The Wikipedia article https://en.wikipedia.org/wiki/Bivector#Simple_bivectors states that
"A bivector that can be written as the exterior product of two vectors is simple. In two and three dimensions all bivectors are simple."
This implies that if we have a bivector in 3D given by $$B :=\alpha(e_1\wedge e_2) + \beta(e_2\wedge e_3) + \gamma(e_3\wedge e_1)$$
then there are the two vectors $v, w$ such that $B = v \wedge w$.
I am wondering how we can construct such $v, w$ from $\alpha, \beta, \gamma$? I understand that there is not a unique choice of $v$ and $w$ however is there a 'nicest' choice?
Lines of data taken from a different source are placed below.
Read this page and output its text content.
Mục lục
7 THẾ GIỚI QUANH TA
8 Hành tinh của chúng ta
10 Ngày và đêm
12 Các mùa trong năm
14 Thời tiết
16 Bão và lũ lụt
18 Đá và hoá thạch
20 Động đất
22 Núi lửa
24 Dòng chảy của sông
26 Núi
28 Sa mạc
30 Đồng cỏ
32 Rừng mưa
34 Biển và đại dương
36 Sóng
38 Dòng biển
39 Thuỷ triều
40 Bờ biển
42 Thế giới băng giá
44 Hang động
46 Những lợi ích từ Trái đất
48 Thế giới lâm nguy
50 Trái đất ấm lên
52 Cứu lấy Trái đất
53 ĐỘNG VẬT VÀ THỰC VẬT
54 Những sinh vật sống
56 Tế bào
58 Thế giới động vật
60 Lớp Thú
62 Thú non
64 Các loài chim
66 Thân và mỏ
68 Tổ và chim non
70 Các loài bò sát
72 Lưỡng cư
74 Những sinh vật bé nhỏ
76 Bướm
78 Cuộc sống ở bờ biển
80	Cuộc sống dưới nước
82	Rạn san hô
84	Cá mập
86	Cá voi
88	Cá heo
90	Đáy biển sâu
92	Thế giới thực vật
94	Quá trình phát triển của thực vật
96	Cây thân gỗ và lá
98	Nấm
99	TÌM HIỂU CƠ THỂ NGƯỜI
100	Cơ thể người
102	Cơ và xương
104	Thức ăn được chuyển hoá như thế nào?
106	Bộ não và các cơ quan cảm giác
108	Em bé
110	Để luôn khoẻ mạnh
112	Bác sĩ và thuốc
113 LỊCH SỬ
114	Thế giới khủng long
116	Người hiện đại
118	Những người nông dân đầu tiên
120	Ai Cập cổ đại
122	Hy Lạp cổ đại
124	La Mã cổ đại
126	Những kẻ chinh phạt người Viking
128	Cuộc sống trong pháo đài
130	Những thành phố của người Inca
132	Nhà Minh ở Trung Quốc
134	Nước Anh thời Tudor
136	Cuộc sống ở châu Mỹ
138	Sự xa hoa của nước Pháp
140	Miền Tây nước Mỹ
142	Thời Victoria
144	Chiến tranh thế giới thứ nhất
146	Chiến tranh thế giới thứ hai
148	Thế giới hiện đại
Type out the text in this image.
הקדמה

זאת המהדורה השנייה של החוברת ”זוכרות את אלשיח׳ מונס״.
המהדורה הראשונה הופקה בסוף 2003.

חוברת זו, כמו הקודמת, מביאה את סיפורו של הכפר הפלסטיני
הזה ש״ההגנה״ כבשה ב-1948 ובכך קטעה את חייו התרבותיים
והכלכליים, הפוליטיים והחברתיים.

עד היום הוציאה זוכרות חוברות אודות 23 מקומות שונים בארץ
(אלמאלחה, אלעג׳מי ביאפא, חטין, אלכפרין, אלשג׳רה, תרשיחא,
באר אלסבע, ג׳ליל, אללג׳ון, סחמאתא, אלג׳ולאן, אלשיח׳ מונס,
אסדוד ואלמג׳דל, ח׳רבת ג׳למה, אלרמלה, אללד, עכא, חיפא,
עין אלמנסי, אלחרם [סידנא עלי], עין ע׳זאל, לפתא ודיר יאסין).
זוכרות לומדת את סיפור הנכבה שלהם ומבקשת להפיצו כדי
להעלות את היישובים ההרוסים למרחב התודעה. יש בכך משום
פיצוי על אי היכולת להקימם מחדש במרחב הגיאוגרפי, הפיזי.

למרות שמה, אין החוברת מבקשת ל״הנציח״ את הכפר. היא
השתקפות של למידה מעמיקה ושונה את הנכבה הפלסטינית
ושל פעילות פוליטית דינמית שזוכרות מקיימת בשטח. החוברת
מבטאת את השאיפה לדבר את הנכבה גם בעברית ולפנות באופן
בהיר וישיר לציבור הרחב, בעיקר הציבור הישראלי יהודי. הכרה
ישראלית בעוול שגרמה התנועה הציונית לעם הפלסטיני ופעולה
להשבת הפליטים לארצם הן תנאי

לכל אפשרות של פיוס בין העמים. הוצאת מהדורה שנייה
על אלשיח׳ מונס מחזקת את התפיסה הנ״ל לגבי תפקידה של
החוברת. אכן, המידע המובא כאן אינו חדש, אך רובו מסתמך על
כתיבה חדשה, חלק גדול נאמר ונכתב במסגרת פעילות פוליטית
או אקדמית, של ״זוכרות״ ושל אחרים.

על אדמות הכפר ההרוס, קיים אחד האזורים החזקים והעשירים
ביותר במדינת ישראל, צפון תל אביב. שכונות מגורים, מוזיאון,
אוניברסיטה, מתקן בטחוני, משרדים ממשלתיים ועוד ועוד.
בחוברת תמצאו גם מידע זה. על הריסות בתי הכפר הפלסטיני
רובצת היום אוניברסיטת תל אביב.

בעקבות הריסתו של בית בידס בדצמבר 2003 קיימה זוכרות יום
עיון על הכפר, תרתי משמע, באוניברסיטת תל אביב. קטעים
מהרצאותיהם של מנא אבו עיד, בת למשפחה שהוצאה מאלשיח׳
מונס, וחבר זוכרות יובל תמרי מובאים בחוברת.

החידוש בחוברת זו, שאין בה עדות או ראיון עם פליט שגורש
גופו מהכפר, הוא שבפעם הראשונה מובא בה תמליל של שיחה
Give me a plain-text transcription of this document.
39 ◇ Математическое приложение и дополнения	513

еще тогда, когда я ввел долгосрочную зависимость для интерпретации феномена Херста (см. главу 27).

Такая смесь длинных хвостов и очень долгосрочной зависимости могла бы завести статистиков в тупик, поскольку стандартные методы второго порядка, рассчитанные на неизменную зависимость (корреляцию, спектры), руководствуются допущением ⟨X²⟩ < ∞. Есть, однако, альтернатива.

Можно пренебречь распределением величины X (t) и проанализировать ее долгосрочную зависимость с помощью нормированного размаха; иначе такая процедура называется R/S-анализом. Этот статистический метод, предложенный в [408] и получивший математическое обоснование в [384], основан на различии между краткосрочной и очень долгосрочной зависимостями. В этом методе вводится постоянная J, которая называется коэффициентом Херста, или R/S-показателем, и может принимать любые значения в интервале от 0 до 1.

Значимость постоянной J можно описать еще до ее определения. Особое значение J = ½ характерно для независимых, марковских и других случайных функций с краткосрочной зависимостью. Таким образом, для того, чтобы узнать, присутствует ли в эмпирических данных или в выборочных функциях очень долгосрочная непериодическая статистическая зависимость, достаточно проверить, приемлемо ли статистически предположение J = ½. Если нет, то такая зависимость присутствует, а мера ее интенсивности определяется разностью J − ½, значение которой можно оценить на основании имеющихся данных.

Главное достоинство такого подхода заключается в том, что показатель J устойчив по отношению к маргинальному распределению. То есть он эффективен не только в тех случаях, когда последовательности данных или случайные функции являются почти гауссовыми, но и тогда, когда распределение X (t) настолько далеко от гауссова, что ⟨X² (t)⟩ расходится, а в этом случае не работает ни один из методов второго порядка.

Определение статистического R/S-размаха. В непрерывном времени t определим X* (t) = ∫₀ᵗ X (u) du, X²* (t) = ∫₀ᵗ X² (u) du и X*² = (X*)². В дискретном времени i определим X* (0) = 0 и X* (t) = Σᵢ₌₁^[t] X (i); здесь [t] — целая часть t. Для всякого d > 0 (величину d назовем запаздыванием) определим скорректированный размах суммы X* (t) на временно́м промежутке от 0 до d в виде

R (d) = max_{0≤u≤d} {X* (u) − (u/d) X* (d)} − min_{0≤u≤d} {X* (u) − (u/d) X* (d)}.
One that is the most symmetric?
I attempted the following manipulation on the definition of $B$:
$$\begin{eqnarray}B &=&\alpha(e_1\wedge e_2) + \beta(e_2\wedge e_3) + \gamma(e_3\wedge e_1) \\ &=&\alpha(e_1\wedge e_2) – \beta(e_3\wedge e_2) – \gamma(e_1\wedge e_3) \\ &=& (\alpha e_1 – \beta e_3)\wedge e_2 – \left(\frac{\gamma}{\alpha}\right)(\alpha e_1 \wedge e_3) + \frac{\beta\gamma}{\alpha}(e_3\wedge e_3)\\ &=& (\alpha e_1 – \beta e_3)\wedge e_2 – (\alpha e_1) \wedge\left(\frac{\gamma}{\alpha}e_3\right) + (\beta e_3)\wedge\left(\frac{\gamma}{\alpha} e_3\right) \\ &=& (\alpha e_1 – \beta e_3)\wedge e_2 – (\alpha e_1 – \beta e_3) \wedge\left(\frac{\gamma}{\alpha}e_3\right) \\ &=& (\alpha e_1 – \beta e_3)\wedge \left(e_2 – \frac{\gamma}{\alpha}e_3\right)
\end{eqnarray}$$
This shows that the decomposition of a 3D bivector into the wedge product of two vectors is possible (and thus that every 3D bivector is simple) however it is not a very satisfying end result in that it is not symmetric and doesn't offer any insight into the nature of the decomposition.
For example, a nicer decomposition would be one of the form
$$(ae_1 + be_2 + ce_3)\wedge (a'e_1 + b'e_2 + c'e_3)$$
in which there is some symmetry in the coefficients $a, b, c, a', b', c'$.
Best Answer
There's a difficulty in your solution in that it fails when $\alpha=0$, and you need to treat this case separately.
At least over $\Bbb R$, your problem is essentially the same as the following: given a vector $u$ in $\Bbb R^3$ write it as a vector product $v\times w$. One can get such a representation by taking $v$ to be any nonzero vector orthogonal to $u$. Then one has a one-dimensional family of allowable $w$. If $u$ and $v$ are chosen with unit length (there's no real loss in generality by doing this) then $w=u\times v+\lambda v$.
[In your solution you are essentially arguing that $(b,-a,0)$ is a vector orthogonal to $(a,b,c)$.]
The problem boils down to finding a unit vector orthogonal to a given unit vector. Whether a proposed solution satisfies your aesthetic criterion of "symmetry" is up to you to decide. I would say that given $(a,b,c)$ at least one of $(a^2+b^2)^{-1/2}(b,-a,0)$, $(a^2+c^2)^{-1/2}(c,0,-a)$ and $(b^2+c^2)^{-1/2}(0,c,-b)$ is well-defined and works.
But whether or not there is a solution that meets your aesthetic criteria, there is no continuous solution. More precisely there is no continuous map $F:S^2\to S^2$ (where $S^2$ is the unit sphere) with $F(u)$ always orthogonal to $u$. Such an $F$ would define a non-zero section of the tangent bundle on $S^2$ and so fall foul of the "hairy ball" theorem of algebraic topology.